Examining Initial Bacterial Adhesion: Oriented Adhesion and Surface Nanodomains
Open Access
- Author:
- Jones, Joseph Francis
- Graduate Program:
- Chemical Engineering
- Degree:
- Doctor of Philosophy
- Document Type:
- Dissertation
- Date of Defense:
- October 06, 2005
- Committee Members:
- Darrell Velegol, Committee Chair/Co-Chair
Seong H Kim, Committee Member
Costas D Maranas, Committee Member
John Michael Regan, Committee Member
Andrew Zydney, Committee Member - Keywords:
- bacterial adhesion
bacterial polarity
laser trap
orientation
adhesion
nanodomain - Abstract:
- Initial bacteria adhesion is the first step in the process of biofilm formation, affecting areas as diverse as infection on biomedical implants to the efficiency of bioremediation strategies to industrial biofouling. Escherichia coli were studied to better understand the orientations, time scales, and length scales of initial adhesion. The E. coli K-12 D21 strain was found to initially adhere via a single end of the rod-shaped cells. This adhesion was found to be instantaneous (< 1 second).
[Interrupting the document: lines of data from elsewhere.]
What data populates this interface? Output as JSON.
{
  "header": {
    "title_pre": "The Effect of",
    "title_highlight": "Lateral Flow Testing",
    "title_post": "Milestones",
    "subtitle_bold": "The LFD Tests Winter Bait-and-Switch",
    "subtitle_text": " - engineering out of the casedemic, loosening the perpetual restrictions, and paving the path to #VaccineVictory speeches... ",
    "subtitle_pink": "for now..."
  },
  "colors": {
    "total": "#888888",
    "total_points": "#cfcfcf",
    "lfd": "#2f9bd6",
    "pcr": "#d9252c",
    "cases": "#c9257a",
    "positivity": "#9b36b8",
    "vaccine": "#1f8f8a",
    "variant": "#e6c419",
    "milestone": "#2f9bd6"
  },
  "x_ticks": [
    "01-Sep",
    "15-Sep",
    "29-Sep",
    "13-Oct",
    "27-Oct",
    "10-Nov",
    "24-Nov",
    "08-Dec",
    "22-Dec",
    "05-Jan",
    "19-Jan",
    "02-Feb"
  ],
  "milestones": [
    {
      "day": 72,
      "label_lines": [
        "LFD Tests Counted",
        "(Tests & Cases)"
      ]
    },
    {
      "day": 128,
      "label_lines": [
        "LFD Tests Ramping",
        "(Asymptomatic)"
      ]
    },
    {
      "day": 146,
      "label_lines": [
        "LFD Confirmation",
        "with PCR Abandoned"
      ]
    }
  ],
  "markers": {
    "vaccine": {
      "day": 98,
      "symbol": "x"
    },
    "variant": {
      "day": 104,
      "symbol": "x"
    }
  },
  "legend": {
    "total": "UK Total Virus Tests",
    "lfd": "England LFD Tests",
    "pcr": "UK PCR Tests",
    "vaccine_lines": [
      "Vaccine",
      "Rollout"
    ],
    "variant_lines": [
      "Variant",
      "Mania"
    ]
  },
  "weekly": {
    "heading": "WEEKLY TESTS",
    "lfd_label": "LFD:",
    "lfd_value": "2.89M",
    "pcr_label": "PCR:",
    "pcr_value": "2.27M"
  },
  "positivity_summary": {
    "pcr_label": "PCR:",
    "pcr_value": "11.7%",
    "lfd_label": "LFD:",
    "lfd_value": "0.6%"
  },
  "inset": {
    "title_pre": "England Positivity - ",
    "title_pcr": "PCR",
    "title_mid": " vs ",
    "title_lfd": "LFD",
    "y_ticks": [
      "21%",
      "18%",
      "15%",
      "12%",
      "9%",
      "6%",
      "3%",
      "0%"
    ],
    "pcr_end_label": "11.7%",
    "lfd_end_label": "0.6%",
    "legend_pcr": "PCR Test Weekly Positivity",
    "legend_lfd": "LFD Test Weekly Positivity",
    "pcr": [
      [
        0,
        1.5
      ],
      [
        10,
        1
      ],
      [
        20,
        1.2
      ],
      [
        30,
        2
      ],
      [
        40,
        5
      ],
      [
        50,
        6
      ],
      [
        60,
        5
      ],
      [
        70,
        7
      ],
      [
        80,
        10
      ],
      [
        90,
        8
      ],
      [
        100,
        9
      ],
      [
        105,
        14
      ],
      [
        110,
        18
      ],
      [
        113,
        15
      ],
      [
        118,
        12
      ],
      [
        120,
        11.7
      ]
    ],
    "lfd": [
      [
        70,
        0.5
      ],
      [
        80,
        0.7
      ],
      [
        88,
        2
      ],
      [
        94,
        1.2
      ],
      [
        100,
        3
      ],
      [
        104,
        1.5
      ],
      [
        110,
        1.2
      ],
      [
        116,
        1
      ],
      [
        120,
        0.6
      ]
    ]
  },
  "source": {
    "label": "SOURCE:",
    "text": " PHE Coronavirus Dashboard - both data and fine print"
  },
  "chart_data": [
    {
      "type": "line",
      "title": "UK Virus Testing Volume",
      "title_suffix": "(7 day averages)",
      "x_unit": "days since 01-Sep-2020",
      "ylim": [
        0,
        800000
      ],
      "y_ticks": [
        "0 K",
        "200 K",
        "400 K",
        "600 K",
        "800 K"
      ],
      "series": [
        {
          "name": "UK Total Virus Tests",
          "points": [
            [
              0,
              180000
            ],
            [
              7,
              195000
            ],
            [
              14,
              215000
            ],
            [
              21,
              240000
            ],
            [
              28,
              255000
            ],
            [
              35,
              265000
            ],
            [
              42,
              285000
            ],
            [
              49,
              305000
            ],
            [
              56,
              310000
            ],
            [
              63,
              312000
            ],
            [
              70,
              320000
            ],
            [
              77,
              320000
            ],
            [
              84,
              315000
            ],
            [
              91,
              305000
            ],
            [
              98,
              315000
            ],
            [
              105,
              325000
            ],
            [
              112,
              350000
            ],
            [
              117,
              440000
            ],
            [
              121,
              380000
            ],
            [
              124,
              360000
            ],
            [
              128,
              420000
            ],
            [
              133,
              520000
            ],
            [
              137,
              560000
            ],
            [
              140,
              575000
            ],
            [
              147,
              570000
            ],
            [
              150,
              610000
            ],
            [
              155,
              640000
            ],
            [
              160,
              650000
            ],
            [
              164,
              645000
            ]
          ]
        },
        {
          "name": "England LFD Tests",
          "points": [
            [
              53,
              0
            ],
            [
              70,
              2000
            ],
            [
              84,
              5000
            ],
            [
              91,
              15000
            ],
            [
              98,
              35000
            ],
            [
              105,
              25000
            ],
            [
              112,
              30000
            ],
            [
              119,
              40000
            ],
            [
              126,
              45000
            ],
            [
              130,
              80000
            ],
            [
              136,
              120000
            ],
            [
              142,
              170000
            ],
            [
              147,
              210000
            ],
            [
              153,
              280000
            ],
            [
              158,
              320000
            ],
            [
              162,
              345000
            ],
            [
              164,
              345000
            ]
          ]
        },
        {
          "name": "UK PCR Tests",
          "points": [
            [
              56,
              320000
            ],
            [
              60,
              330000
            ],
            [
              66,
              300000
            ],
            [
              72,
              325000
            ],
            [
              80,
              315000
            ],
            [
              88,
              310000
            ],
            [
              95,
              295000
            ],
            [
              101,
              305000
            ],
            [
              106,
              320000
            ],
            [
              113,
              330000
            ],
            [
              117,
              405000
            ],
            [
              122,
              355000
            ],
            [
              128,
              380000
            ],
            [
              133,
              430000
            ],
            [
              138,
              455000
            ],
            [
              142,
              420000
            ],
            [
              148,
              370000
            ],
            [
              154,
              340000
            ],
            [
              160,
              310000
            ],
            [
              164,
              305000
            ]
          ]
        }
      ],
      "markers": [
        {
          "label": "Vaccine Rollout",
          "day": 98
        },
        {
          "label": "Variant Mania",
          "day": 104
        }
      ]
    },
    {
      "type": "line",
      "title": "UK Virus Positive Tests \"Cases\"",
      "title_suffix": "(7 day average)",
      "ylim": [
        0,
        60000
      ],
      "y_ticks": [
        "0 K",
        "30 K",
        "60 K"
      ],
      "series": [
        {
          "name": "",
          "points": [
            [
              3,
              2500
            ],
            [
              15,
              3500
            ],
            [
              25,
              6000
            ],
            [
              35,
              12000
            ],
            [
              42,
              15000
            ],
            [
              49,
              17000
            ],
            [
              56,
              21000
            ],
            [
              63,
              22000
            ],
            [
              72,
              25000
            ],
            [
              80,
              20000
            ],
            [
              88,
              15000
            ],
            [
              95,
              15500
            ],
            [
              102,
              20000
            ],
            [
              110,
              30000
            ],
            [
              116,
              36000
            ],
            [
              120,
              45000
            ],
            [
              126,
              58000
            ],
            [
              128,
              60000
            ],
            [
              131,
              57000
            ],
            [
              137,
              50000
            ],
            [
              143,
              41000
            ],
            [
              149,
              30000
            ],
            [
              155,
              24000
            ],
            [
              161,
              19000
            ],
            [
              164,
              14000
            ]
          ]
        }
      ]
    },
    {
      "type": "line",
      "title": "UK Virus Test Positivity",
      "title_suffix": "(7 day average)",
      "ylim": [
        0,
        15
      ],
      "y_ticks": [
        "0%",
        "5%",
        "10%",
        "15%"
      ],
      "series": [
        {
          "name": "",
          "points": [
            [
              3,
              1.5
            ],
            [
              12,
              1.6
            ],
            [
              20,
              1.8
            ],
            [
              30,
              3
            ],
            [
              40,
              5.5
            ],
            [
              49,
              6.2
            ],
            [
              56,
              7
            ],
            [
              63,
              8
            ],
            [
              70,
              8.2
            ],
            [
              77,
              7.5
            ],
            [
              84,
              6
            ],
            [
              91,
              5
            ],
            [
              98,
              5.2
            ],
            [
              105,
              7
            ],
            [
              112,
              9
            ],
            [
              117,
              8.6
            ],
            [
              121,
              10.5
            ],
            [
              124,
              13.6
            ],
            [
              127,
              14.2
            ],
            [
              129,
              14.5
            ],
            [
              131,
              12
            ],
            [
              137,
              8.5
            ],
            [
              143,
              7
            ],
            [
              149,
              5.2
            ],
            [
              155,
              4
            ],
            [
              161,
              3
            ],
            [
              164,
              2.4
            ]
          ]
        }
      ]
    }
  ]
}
By comparison with strains of varying lipopolysaccharride (LPS) layer, the LPS molecules were determined not to be the adhesive molecules. As well, with Brownian dynamics simulations, the end-on adhesion found for D21 could not be explained simply by geometric effects. The existence of bacterial polarity, a localization of molecules at the pole of the cell, was supported with surface charge nonuniformity measurements. The extent of adhesion within a population of D21 cells was found to be 15.9 +- 3.4% via the end, and the development of a single adhesive end was connected to the cell division process. The surface of D21 was hypothesized to be more complex than a localization of molecules at a single end with smaller nanodomains distributed across the cell body. The threshold area of the adhesive end and the smaller nanodomains was estimated as 0.016 microns squared. Though E. coli D21 predominantly adhere end-on via a single end, the surface characteristics of D21 were shown to change significantly with differing growth conditions. The end-on adhesion effect did not readily extend to two Burkholderia cepacia strains, but the paradigm of examining the bacterial surface as discrete nanodomains when discussing adhesion remains supported.